MI ABUELITO Y GODÍN, BUENAS PERSONAS
Por signo del Zodiaco, mi abuelito y Godín son Acuario. Dicen de los Acuarios que son personas honestas, leales, humanitarias, independientes... a las que les gusta luchar por las buenas causas y con un fuerte sentido de la convicción y de la verdad. No creo en estas cosas, pero sí puedo decir que tanto mi abuelo como Diego eran/son buenas personas.

ME INCULCÓ EL VALOR DE LA FAMILIA
Mi abuelito siempre me inculcó el valor de la familia.
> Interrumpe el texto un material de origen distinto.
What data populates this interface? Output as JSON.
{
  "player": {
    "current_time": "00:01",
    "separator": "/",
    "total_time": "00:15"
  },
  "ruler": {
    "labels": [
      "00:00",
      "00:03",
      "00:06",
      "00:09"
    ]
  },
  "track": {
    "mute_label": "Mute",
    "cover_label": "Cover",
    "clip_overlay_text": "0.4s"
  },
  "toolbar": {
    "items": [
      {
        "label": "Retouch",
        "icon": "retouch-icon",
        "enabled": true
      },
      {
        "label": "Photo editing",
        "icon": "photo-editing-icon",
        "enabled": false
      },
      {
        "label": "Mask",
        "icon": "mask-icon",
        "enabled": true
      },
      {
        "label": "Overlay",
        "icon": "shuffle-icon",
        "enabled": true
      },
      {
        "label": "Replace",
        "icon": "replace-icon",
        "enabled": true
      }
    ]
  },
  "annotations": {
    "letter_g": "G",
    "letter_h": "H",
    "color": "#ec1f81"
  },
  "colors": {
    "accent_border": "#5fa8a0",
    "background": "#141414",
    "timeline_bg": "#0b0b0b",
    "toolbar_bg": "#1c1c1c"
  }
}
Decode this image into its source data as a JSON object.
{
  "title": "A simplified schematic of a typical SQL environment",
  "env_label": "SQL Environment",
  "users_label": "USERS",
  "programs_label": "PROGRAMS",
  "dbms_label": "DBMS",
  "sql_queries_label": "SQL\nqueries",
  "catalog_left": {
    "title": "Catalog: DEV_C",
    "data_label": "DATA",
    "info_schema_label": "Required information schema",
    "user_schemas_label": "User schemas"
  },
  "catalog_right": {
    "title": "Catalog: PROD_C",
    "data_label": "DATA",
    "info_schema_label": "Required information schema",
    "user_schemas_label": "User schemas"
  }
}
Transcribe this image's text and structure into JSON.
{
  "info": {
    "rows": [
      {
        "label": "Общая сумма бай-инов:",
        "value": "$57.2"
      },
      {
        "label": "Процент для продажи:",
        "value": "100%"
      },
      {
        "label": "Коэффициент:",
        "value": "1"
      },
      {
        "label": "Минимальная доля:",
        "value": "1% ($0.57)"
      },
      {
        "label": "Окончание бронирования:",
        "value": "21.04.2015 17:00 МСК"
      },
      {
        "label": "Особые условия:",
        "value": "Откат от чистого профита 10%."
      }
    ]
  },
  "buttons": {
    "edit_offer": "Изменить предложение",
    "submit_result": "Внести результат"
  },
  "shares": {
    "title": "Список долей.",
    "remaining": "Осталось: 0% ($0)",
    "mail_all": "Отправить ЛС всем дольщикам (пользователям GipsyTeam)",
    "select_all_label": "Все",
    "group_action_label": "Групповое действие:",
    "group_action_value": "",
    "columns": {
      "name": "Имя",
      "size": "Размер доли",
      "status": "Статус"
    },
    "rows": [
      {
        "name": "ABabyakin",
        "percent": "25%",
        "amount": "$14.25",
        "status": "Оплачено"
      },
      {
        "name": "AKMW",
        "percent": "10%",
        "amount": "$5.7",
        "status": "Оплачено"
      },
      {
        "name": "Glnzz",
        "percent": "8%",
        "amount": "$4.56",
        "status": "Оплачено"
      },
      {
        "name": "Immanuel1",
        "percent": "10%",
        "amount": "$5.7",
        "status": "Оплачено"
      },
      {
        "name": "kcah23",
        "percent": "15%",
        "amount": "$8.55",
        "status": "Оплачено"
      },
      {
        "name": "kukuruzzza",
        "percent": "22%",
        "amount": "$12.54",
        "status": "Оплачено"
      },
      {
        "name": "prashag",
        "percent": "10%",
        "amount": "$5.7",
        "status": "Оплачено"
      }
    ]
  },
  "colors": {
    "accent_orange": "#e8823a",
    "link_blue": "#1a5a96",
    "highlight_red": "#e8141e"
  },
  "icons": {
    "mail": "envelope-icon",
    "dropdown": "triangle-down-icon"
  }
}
Luchó mucho para sacar adelante a sus cinco hijos y a su mujer, y ya de mayor nunca se cansó de repetirme la importancia de que ayudara a mi madre. De hecho, a día de hoy debo reconocer que si me considero una persona familiar es, en gran medida, por esa serie de valores de los que me imbuyó mi abuelito.
GODÍN CELEBRA SU CUMPLEAÑOS JUNTO A SUS PADRES
En el caso de Godín, en estas fechas, como cada año, disfruta de unos días junto a sus padres Julio e Iris, que vienen a visitarle desde Uruguay para celebrar junto a su hijo su cumpleaños.
Hace tres años, tuve la fortuna de poder coincidir con Godín en esos días y entrevistar a sus padres en persona en la casa de Diego.
Lejos de tener la sensación de estar en la casa de una estrella del fútbol rodeado de una familia estirada, su sencillez, su amabilidad y su cercanía me hicieron sentir comodísimo.
Una de las primeras cosas que hizo Diego cuando llegó a profesional fue comprar a sus padres "un pedazo de campo en Rosario, y mi padre, como le gusta y sabe, tiene ganadería y allí está al mando".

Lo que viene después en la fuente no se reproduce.